It’s finally happened… Yahoo and Google have no choice but to address the click-fraud issue, because it’s costing them millions and the cash-cow is starting to keel over. Bogus clicks and conversion are a MAJOR issue in the advertising network community, and Google’s AdSense is especially in trouble. You see, Google basically let everyone and their monkey run AdSense on their websites, and there are absolute GARBAGE sites out there that are blatant Google Ad turn-key style websites looking to make a quick buck without doing any real significant work. Yahoo has been much tighter in their US exclusive beta program, but both major networks are closing the net up because it’s either that, or they become a complete waste of money to their advertisers and die a painful death.
Now most of you have heard the horror stories about people getting their adsense accounts suspended because of “invalid clicks” or some other form of “click fraud”. 99% of the stories I get from such webmasters portray them as completely innocent and ignorant as to why they were suspended.

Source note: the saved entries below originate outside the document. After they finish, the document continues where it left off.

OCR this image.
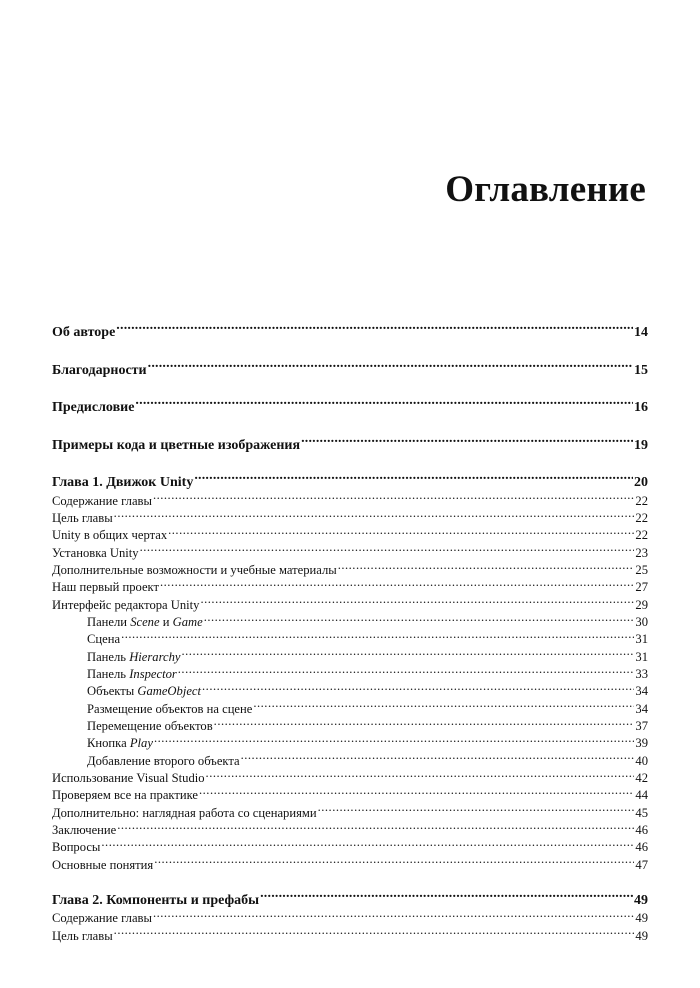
Оглавление
Об авторе .....	14
Благодарности .....	15
Предисловие .....	16
Примеры кода и цветные изображения .....	19
Глава 1. Движок Unity .....	20
Содержание главы .....	22
Цель главы .....	22
Unity в общих чертах .....	22
Установка Unity .....	23
Дополнительные возможности и учебные материалы .....	25
Наш первый проект .....	27
Интерфейс редактора Unity .....	29
Панели Scene и Game .....	30
Сцена .....	31
Панель Hierarchy .....	31
Панель Inspector .....	33
Объекты GameObject .....	34
Размещение объектов на сцене .....	34
Перемещение объектов .....	37
Кнопка Play .....	39
Добавление второго объекта .....	40
Использование Visual Studio .....	42
Проверяем все на практике .....	44
Дополнительно: наглядная работа со сценариями .....	45
Заключение .....	46
Вопросы .....	46
Основные понятия .....	47
Глава 2. Компоненты и префабы .....	49
Содержание главы .....	49
Цель главы .....	49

I’m sure that a few were suspended for reasons known only to Google (They don’t provide any real details as to why you were cut off), but a good chunk of you were really busted red handed and you just don’t want to admit it. That’s fine, that’s not what this is about anyhow.
Now the new trend with Google and Yahoo… you don’t have to be doing anything specifically against the terms to get cut off, you just have to have non-converting traffic. Yes folks, not only do the big boys track clicks, impressions, and pricing, but they also track if your clicks are in fact converting into sales. In other words, when people click your ads, are they buying anything? Well, you’d better hope so or you might find yourself on the end of a nasty email from Google or Yahoo.

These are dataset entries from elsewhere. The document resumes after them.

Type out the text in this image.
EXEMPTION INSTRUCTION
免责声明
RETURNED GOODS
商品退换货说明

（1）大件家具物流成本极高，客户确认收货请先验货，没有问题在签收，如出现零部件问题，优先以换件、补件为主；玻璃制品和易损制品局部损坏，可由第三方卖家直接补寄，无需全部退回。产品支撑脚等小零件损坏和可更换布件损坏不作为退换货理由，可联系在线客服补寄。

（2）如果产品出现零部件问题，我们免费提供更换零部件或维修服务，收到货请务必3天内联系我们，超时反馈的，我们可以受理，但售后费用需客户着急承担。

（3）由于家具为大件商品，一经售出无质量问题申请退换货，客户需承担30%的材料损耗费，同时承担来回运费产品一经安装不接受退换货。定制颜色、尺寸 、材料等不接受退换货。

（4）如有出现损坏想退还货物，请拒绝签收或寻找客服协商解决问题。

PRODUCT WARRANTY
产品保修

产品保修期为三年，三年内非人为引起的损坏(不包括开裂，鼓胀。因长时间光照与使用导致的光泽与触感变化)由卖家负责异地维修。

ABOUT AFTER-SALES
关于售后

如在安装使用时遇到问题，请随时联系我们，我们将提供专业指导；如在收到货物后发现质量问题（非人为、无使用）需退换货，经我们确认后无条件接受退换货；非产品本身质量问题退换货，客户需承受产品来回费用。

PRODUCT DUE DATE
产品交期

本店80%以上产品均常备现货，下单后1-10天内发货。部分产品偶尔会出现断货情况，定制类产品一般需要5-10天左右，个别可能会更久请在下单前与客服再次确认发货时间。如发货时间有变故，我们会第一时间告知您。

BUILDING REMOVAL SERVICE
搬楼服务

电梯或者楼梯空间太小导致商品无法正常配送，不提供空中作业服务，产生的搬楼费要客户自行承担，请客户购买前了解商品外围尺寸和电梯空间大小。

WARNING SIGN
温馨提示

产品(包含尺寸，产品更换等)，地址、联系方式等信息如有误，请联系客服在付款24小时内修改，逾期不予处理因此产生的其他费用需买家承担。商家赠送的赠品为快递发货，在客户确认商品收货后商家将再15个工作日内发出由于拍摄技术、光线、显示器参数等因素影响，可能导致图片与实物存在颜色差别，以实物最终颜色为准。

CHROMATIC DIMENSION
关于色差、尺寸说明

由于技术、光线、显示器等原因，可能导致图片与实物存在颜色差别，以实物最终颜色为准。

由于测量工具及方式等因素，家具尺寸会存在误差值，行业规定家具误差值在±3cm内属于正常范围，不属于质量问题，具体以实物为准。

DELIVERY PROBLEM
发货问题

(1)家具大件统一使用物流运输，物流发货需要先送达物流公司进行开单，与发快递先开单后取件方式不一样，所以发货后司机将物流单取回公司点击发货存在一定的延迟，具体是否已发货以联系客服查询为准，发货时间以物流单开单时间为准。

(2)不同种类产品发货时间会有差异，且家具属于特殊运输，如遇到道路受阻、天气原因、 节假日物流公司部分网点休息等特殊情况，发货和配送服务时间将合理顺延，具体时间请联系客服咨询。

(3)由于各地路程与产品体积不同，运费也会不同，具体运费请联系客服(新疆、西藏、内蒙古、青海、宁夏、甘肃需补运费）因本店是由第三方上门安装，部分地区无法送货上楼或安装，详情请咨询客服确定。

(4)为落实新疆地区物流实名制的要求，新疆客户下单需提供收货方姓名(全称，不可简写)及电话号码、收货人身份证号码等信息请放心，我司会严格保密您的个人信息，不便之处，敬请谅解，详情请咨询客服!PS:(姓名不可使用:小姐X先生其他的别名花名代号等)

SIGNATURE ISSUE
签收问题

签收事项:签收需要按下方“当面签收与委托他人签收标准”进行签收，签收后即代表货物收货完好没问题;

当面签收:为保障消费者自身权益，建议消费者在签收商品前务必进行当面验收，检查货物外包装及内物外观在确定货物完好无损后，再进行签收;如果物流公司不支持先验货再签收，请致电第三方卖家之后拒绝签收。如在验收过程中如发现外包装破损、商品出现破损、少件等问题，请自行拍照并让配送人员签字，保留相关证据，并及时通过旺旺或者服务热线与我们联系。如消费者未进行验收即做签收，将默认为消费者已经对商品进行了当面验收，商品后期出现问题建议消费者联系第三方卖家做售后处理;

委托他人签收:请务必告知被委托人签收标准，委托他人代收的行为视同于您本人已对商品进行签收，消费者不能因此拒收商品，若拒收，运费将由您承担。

Next up, we have the publisher trend that I am seeing quite a bit off: MySpace content sites, and tutorial sites. Don’t get me wrong, I don’t mean quality tutorial content sites like www.13dots.com, I mean those generic tutorial sites that are specifically created to be surrounded in ads and the tutorials are the same old “scanlines” and “shiny buttons” deals you see all over the net as though that’s all you can do in Photoshop. Same deal with the MySpace sites… you have some great content providers, then you have others than runs a 90/10 ad to content ratio. It’s not hard to get a ton of traffic to these sites and score lots of clicks, but what’s become apparent to Yahoo and Google is that this traffic is, for the most part, completely worthless and non-buying users. Deep down inside, the creators of this site know it and they simply want to milk the system for what it’s worth, but we’re all going to get nailed for it.
Care for an example? A month and a half ago, Yahoo basically did a search on their search engine and Google and found the top 10 or 20 MySpace content sites that ran their Yahoo YPN ads. And then, they removed them from the YPN program citing poor conversion on clickthru traffic. Man, you should have seen the MySpace sites flying up for sale on the Sitepoint marketplace so that webmasters could get top dollar before having to show that they had lost the YPN ads and thus their revenues had plummeted.
The same deal happened with tutorial sites about 3 weeks ago with Google AdSense. Overnight, over a dozen webmasters I know received notices that they were no longer allowed to run AdSense ads on their tutorial sites. Mind you, this is an interesting and positive move by Google… they didn’t ban any accounts, they simply banned the ads from running on a specific URL. If a webmaster happen to own several other sites that were not red-listed, then they could continue to run ads on those sites as usual. As for the reason this was done? Emails cited poor conversion on incoming clickthru traffic once again.
Starting to feel sick yet? So now publishers have 3 major concerns:
1. Click Fraud – We have to make sure we run a smooth program
2. Ad Placement – We have to make sure that our ads are placed strategically for maximum visual impact and CTR.
3. CTR Conversion – Is your CTR traffic actually converting an ROI for the advertiser?
As far as I am concerned, the time has never been more right to look for direct internal revenue streams such as product and service sales and internal advertising systems. Google and Yahoo have no choice, they have to crack down on the markets and avenues they advertise on in order to maintain the integrity of the program and maintain a proven ROI to it’s clients. This makes things more than a little nervous for publishers like myself, and I will be looking to diversifying my income streams in case one day I get tagged. Of course, a lot of this could have been avoided if Google had been a tad more selective when approving publishers to run their ads instead of giving it out like candy at Halloween, but I suppose that’s a moot point.
So watch your butts guys and gals and remember not to place all your eggs in one basket!